Mittwoch, 18. Juli 1996

Ein Bundesland nach dem nächsten startet in die Ferien. Jauch moderiert die letzte Ausgabe seines Magazins vor der Sommerpause. An diesem Tag erzielt die Redaktion dann einen ersten Punktsieg gegen Born: Das Landgericht Köln untersagt ihm und dem Playboy in einer einstweiligen Verfügung, insgesamt dreizehn unzutreffende Behauptungen weiter aufzustellen.

Mit halbwegs guter Laune - auch die Klage von Ikea konnte zwischenzeitlich abgewendet werden - begibt sich die Redaktion bis August in die Sommerpause und Jauch auf die Reise zu den Olympischen Sommerspielen in Altanta - seinem letzten großen Engagement für das ZDF.

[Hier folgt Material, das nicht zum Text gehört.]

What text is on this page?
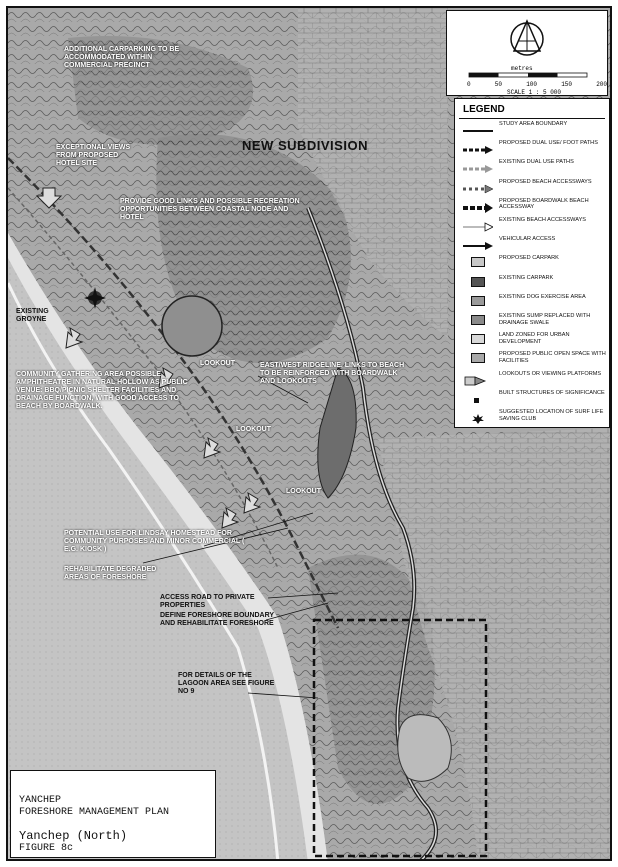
NEW SUBDIVISION
ADDITIONAL CARPARKING TO BE ACCOMMODATED WITHIN COMMERCIAL PRECINCT
EXCEPTIONAL VIEWS FROM PROPOSED HOTEL SITE
PROVIDE GOOD LINKS AND POSSIBLE RECREATION OPPORTUNITIES BETWEEN COASTAL NODE AND HOTEL
EXISTING GROYNE
COMMUNITY GATHERING AREA POSSIBLE AMPHITHEATRE IN NATURAL HOLLOW AS PUBLIC VENUE: BBQ/PICNIC SHELTER FACILITIES AND DRAINAGE FUNCTION, WITH GOOD ACCESS TO BEACH BY BOARDWALK.
EAST/WEST RIDGELINE, LINKS TO BEACH TO BE REINFORCED WITH BOARDWALK AND LOOKOUTS
LOOKOUT
LOOKOUT
LOOKOUT
POTENTIAL USE FOR LINDSAY HOMESTEAD FOR COMMUNITY PURPOSES AND MINOR COMMERCIAL ( E.G. KIOSK )
REHABILITATE DEGRADED AREAS OF FORESHORE
ACCESS ROAD TO PRIVATE PROPERTIES
DEFINE FORESHORE BOUNDARY AND REHABILITATE FORESHORE
FOR DETAILS OF THE LAGOON AREA SEE FIGURE NO 9
metres
0	50	100	150	200
SCALE 1 : 5 000
LEGEND
STUDY AREA BOUNDARY
PROPOSED DUAL USE/ FOOT PATHS
EXISTING DUAL USE PATHS
PROPOSED BEACH ACCESSWAYS
PROPOSED BOARDWALK BEACH ACCESSWAY
EXISTING BEACH ACCESSWAYS
VEHICULAR ACCESS
PROPOSED CARPARK
EXISTING CARPARK
EXISTING DOG EXERCISE AREA
EXISTING SUMP REPLACED WITH DRAINAGE SWALE
LAND ZONED FOR URBAN DEVELOPMENT
PROPOSED PUBLIC OPEN SPACE WITH FACILITIES
LOOKOUTS OR VIEWING PLATFORMS
BUILT STRUCTURES OF SIGNIFICANCE
SUGGESTED LOCATION OF SURF LIFE SAVING CLUB
YANCHEP
FORESHORE MANAGEMENT PLAN
Yanchep (North)
FIGURE 8c
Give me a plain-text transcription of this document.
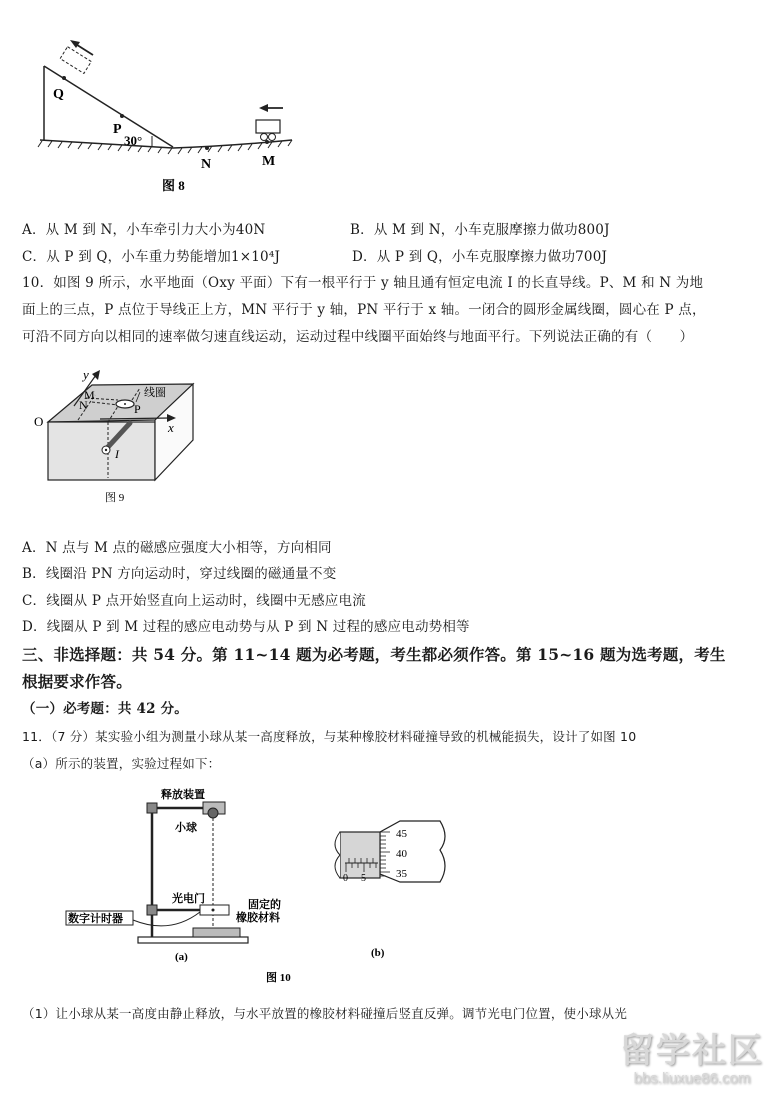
Q
P
30°
N	M
图 8
A．从 M 到 N，小车牵引力大小为40N	B．从 M 到 N，小车克服摩擦力做功800J
C．从 P 到 Q，小车重力势能增加1×10⁴J	D．从 P 到 Q，小车克服摩擦力做功700J
10．如图 9 所示，水平地面（Oxy 平面）下有一根平行于 y 轴且通有恒定电流 I 的长直导线。P、M 和 N 为地
面上的三点，P 点位于导线正上方，MN 平行于 y 轴，PN 平行于 x 轴。一闭合的圆形金属线圈，圆心在 P 点，
可沿不同方向以相同的速率做匀速直线运动，运动过程中线圈平面始终与地面平行。下列说法正确的有（　　）
y
M
N	P
线圈
O	x
I
图 9
A．N 点与 M 点的磁感应强度大小相等，方向相同
B．线圈沿 PN 方向运动时，穿过线圈的磁通量不变
C．线圈从 P 点开始竖直向上运动时，线圈中无感应电流
D．线圈从 P 到 M 过程的感应电动势与从 P 到 N 过程的感应电动势相等
三、非选择题：共 54 分。第 11~14 题为必考题，考生都必须作答。第 15~16 题为选考题，考生
根据要求作答。
（一）必考题：共 42 分。
11．（7 分）某实验小组为测量小球从某一高度释放，与某种橡胶材料碰撞导致的机械能损失，设计了如图 10
（a）所示的装置，实验过程如下：
释放装置
小球
光电门
数字计时器
固定的
橡胶材料
(a)
图 10
45
40
35
0 5
(b)
（1）让小球从某一高度由静止释放，与水平放置的橡胶材料碰撞后竖直反弹。调节光电门位置，使小球从光
留学社区
bbs.liuxue86.com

Born wäre nicht er selbst, würde er nicht alles daransetzen, dass das Thema bei den Medien auf der Agenda bleibt. Er entschließt sich, Ende Juli aus der Justizvollzugsanstalt heraus Strafanzeige gegen Zaik sowie den stellvertretenden Chefredakteur des Münchener Senders Pro 7, Michael von Dessauer, zu stellen. Darin wirft Born den beiden Journalisten „Betrug zum Nachteil von Fernsehanstalten“ vor, da sie von Manipulationen an Beiträgen gewusst, die Ausstrahlung aber nicht verhindert hätten.  

Doch obwohl er Beschuldigungen aus allen Rohren feuert, geht seine Taktik dieses Mal nicht auf. Zwar ist nachrichtenärmste Zeit des Jahres, aber es soll bis kurz vor Prozessbeginn dauern, bis andere Medien von Borns Strafanzeigen Wind bekommen und darauf einsteigen. Born gerät zunehmend ins Abseits. Selbst Freunde, mit denen er jahrelang in seinen manipulierten Beiträgen zusammenarbeitete und die deswegen bald mit ihm auf der Anklagebank sitzen werden, lassen den TV-Kujau fallen. Sie entwerfen ihre eigenen Strategien zur Verteidigung und suchen Distanz. Isoliert stellt Born Strafanzeigen gegen Mittäter, die früher seine Helfer waren.

Montag, 5. August 1996

Und was passiert bei stern TV? Die Redaktion bereitet eine Jubiläumssendung vor und feiert am 28. August die 300. Ausgabe. Das per PR-Mitteilung angekündigte Jubiläum stößt auf eine große, aber zugleich kritische Resonanz in der Presse. Es bleibt indes charakteristisch für den Umgang von stern TV mit dem Skandal - zugegeben dem unrühmlichsten Kapitel in der langjährigen Geschichte des Magazins -, dass er auch in der Jubiläumssendung schlicht und ergreifend keine Rolle spielt.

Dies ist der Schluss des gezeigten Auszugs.